Publicité

Construction

Après l’enquête du ministère, les employés de la BCEG reprennent le travail

12 octobre 2025, 09:30

Par

Partager cet article

Facebook X WhatsApp

Après l’enquête du ministère, les employés de la BCEG reprennent le travail

■ Les travailleurs de la BCEG se sont rendus à la CTSP pour se faire entendre, et le ministère du Travail les a entendus. (Photo: CTSP)

Le ministère du Travail a décidé d’agir sans tarder. À la suite d’une plainte déposée le 7 octobre concernant les conditions de quelque 600 travailleurs migrants employés par la Beijing Construction Engineering Group Ltd (BCEG), une enquête d’urgence a été ouverte pour faire toute la lumière sur la régularité des permis de travail et les conditions d’hébergement des employés.

Les premières vérifications ont permis d’identifier 277 permis de travail expirés et 297 autres en attente de renouvellement.
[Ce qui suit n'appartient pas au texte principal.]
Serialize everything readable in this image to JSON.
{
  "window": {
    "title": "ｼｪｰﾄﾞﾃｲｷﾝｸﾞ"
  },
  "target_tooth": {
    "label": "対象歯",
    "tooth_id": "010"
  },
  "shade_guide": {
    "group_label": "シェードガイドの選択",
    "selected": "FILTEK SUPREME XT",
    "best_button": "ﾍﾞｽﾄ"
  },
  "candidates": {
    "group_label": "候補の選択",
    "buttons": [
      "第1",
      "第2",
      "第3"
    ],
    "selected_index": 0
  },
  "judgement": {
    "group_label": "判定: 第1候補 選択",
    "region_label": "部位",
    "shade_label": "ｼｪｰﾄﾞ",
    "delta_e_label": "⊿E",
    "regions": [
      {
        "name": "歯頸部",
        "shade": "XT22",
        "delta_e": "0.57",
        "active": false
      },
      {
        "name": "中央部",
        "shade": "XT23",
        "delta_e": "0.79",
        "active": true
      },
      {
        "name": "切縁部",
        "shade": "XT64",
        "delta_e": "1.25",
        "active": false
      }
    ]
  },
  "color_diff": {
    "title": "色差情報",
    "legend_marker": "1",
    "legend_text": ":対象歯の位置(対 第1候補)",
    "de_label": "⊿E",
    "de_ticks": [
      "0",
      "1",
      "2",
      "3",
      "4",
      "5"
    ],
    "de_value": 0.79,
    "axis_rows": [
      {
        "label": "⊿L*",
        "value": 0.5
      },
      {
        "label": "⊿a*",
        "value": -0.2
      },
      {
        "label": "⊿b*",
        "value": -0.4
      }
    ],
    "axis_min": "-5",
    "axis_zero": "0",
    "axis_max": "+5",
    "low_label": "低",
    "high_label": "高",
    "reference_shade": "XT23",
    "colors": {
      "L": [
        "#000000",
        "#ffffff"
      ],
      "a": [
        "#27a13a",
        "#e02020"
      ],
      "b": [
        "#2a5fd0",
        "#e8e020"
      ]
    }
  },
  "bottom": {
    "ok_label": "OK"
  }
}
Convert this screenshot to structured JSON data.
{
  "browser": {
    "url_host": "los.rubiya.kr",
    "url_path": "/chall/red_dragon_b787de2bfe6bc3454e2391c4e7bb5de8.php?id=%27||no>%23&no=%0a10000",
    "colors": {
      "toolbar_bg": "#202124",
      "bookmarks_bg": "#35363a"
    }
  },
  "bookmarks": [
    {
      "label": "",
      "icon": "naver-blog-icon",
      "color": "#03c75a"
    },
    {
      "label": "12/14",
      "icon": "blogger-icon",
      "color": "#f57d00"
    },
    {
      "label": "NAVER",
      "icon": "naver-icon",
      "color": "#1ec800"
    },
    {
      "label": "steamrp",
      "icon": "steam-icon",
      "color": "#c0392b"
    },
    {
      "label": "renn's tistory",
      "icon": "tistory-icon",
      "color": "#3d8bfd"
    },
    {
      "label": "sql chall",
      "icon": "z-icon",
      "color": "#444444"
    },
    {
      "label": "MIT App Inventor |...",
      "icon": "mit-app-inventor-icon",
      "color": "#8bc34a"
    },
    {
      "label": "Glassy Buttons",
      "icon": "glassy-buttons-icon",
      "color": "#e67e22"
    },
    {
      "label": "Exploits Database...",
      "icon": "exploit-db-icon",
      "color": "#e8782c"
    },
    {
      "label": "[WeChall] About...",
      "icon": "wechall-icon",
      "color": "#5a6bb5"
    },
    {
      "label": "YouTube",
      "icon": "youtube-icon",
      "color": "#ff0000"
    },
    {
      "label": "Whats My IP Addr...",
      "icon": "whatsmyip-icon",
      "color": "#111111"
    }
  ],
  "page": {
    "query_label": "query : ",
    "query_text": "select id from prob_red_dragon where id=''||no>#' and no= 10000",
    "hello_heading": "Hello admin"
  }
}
Face à cette situation alarmante, le ministère a immédiatement entrepris des démarches pour accélérer le traitement des dossiers, en étroite collaboration avec la BCEG. À ce jour, 200 renouvellements ont déjà été approuvés, tandis que les frais administratifs restants sont en cours de règlement par l’entreprise.

Constats contrastés sur le terrain

Une équipe du ministère et d’officiers du National Occupational Safety and Health Department (NOSHD), a également effectué une visite dans deux principaux dortoirs logeant les travailleurs : Tribeca et Verdant Garden. À Tribeca, où résident environ 200 travailleurs népalais et 58 Bangladais, les officiers ont jugé les installations sanitaires et l’accès à l’eau potable conformes. Toutefois, le permis d’hébergement d’un des blocs avait expiré depuis février. Le ministère a immédiatement enclenché les démarches pour régulariser la situation, tout en précisant que des actions légales pourraient être engagées contre l’entreprise en cas de manquement répété.

La situation s’est avérée plus préoccupante à Verdant Garden, où vivent près de 600 travailleurs népalais. Les officiers ont constaté que seuls deux points d’eau potable étaient disponibles pour l’ensemble des résidents, une insuffisance jugée critique. De plus, l’eau pompée d’une rivière voisine, utilisée pour les besoins domestiques, a été considérée potentiellement nocive. Le dossier a été référé au ministère de la Santé pour un suivi urgent.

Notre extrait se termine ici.